The best way is to write a draft, explain how you wish to transit from the
IDNA to a long term solution (The closest I seen is UDNS). Then gather the
rough consensus so we can move it forward.

IMHO, the problem of moving away from ACE to a long term solution is a
smaller one compared to the problem of what is the long term solution.

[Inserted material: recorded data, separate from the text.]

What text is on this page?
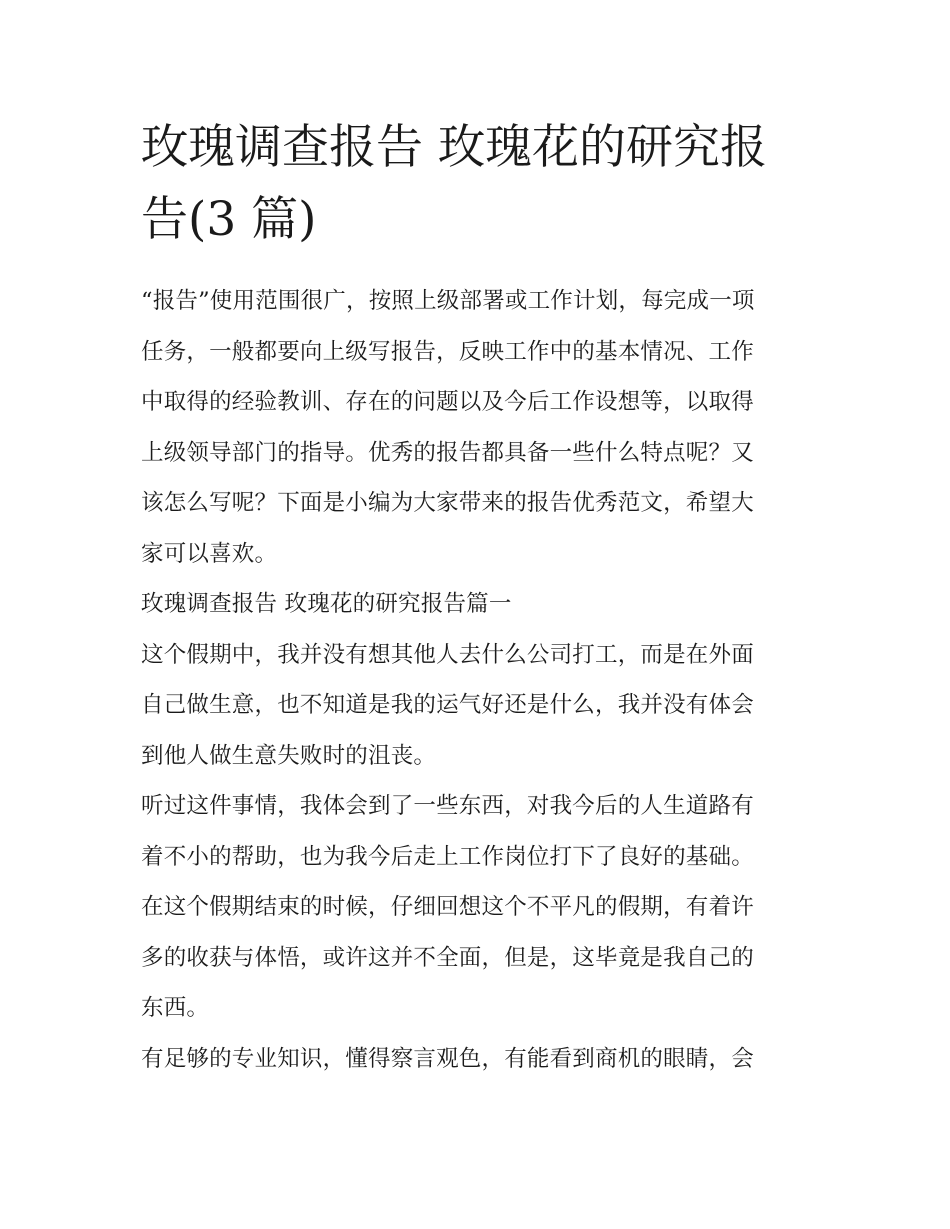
玫瑰调查报告 玫瑰花的研究报
告(3 篇)
“报告”使用范围很广，按照上级部署或工作计划，每完成一项
任务，一般都要向上级写报告，反映工作中的基本情况、工作
中取得的经验教训、存在的问题以及今后工作设想等，以取得
上级领导部门的指导。优秀的报告都具备一些什么特点呢？又
该怎么写呢？下面是小编为大家带来的报告优秀范文，希望大
家可以喜欢。
玫瑰调查报告 玫瑰花的研究报告篇一
这个假期中，我并没有想其他人去什么公司打工，而是在外面
自己做生意，也不知道是我的运气好还是什么，我并没有体会
到他人做生意失败时的沮丧。
听过这件事情，我体会到了一些东西，对我今后的人生道路有
着不小的帮助，也为我今后走上工作岗位打下了良好的基础。
在这个假期结束的时候，仔细回想这个不平凡的假期，有着许
多的收获与体悟，或许这并不全面，但是，这毕竟是我自己的
东西。
有足够的专业知识，懂得察言观色，有能看到商机的眼睛，会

> More bits is good, but when we plan for things more than we need, then it
> should be considered to be a waste of resource.

Read: IPv6.

> So why do we need 128bits
> now(i dont think the combined total of characters in all languages in the
> world would require that much, not unless we want to include scripts from
> oter planets : > ), whereas we need 8/16/32 bits for Unicode, so why not
> design a system able to accept ACE as a fallback and also 8/16/32 bits? If

How many new han ideograph are created every day? How many ancient scripts
not encoded yet (e.g. Linear B)?

Or how about a new 128bit character table whereby allocation can be
allocated to 2^64 different locale, each locale get 64bit of space to put
their own encoding? (I know, sound much like IPv6).

Are you in the position to predict the future?

My best *guess* is ISO10646 will get slowly get adoption over the next 20
years. I *guess* UTF-8 will get more popular in the next 10 years. I *guess*
compressed bitstream (i.e. 1bit) ISO10646 will see some more adoption in
certain place where space is a constraint. I also *guess* there will be some
initative to do locale-based table (vs script based) but they will be faced
with huge barrier. But I could only guess...

> you can justify why designing a system that can handle ASCII as a fallback
> and can automatically support 8/16/32 bits Unicode is not a good design,
> then I think my thinking is wrong.

The question is really why 8/16/32 bit Unicode is better than 5bit (ACE)?

8 is not neccessary better than 5 just like 32 is not neccessary better than
8. It is all engineering trade off.

So what is the advantage of moving towards more bits? And how much more is
enough?

ps: I am not agreeing or disagreeing with a transition. I reserved my
judgement later.

-James Seng